(Answer) (Category) OpenLDAP Faq-O-Matic : (Category) OpenLDAP Software FAQ : (Category) Configuration : (Category) SLAPD Configuration : (Category) Backends : (Answer) What is a backend?
A backend is a storage type, i.e. the type of a database; think of a variable declaration:
    int i;
where int, the type, is the backend, and i, the name, is the database.

Configuration directives appearing after a

    backend <type>
directive refer to all instances of that backend type.

Slapd implements different types of backends; other types can be user-defined.

Backends can be roughly grouped in three distinct groups:

  • backends that actually store data
  • backends that proxy otherwise stored data
  • backends that generate data on the fly

(The following mostly refers to 2.2 and later versions)

The first group contains bdb, hdb and ldbm:

  • bdb uses Berkeley's Sleepycat (at least 4.2.52 with patches) as storage, taking advantage of specific ACID features;
  • hdb shares most of the code with bdb, but uses a hierarchical in-memory organization of the tree structure, which is not saved on disk in index files. As such, it can be much more efficient at writing, with the penalty of requiring a bit longer at startup to recreate the indices. Eventually, it will replace bdb;
  • ldbm uses a neutral storage interface which in principle could wrap dbm, ndbm, gdbm or sleepycat as underlying storage; however, only Sleepycat is considered a reliable choice, so bdb offers more interesting features (ACID).
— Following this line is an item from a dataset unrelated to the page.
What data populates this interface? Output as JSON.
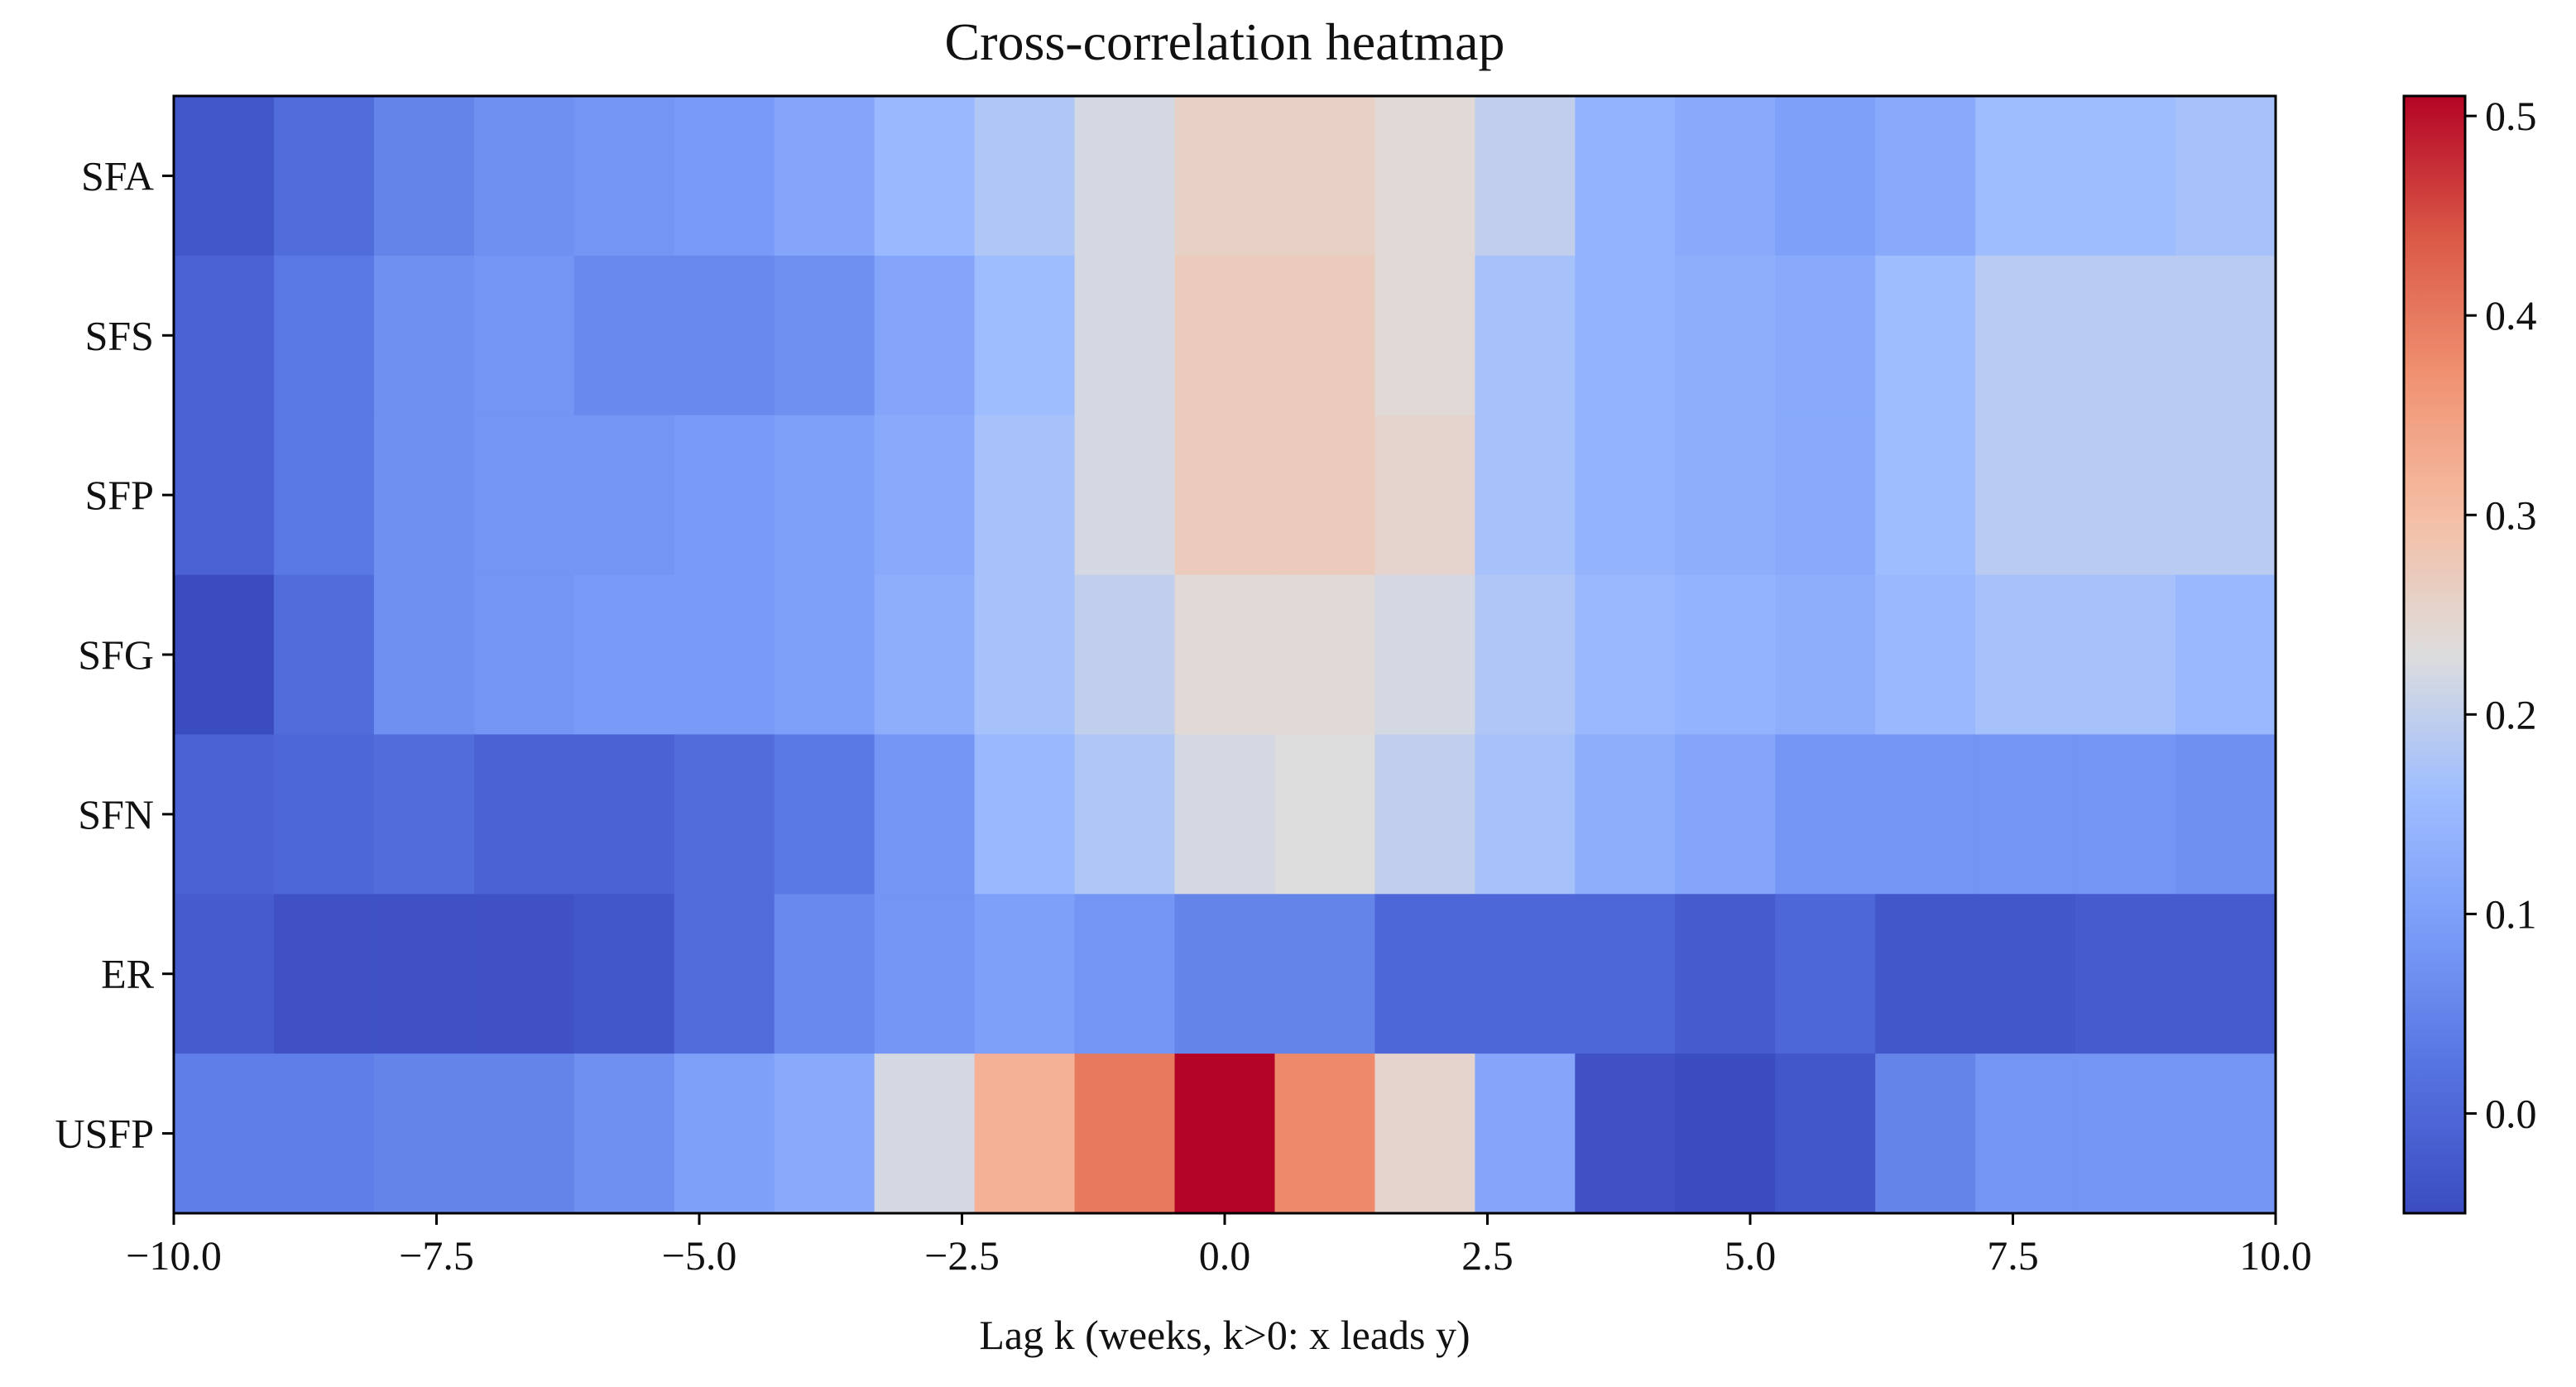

Eventually it will disappear.

The second group contains ldap, meta, relay and sql:

  • ldap: proxies a remote DSA;
  • meta: proxies a pool of remote DSAs, sharing (part of) the naming context;
  • relay: proxies a local database; is used to create virtual views of real databases.
  • sql: maps an existing RDBMS into a DSA (with limitations);

The third group contains dnssrv, monitor, null passwd, perl and shell (tcl is no longer supported):

  • dnssrv: returns referrals according to DNS SRV mappings (RFC 2782) ;
  • monitor: returns monitoring info;
  • null: compare always returns false; bind always fails; search is always successful, but returns no results; all write operations are always successful, but data is simply discarded; inspired by /dev/null.
  • passwd: maps binds, searches and compares to /etc/passwd contents;
  • perl: allows to execute a set of perl scripts to perform each operation;
  • shell: allows to execute a set of shell scripts to perform each operation;

See What is a database? and slapd-<backend> for details.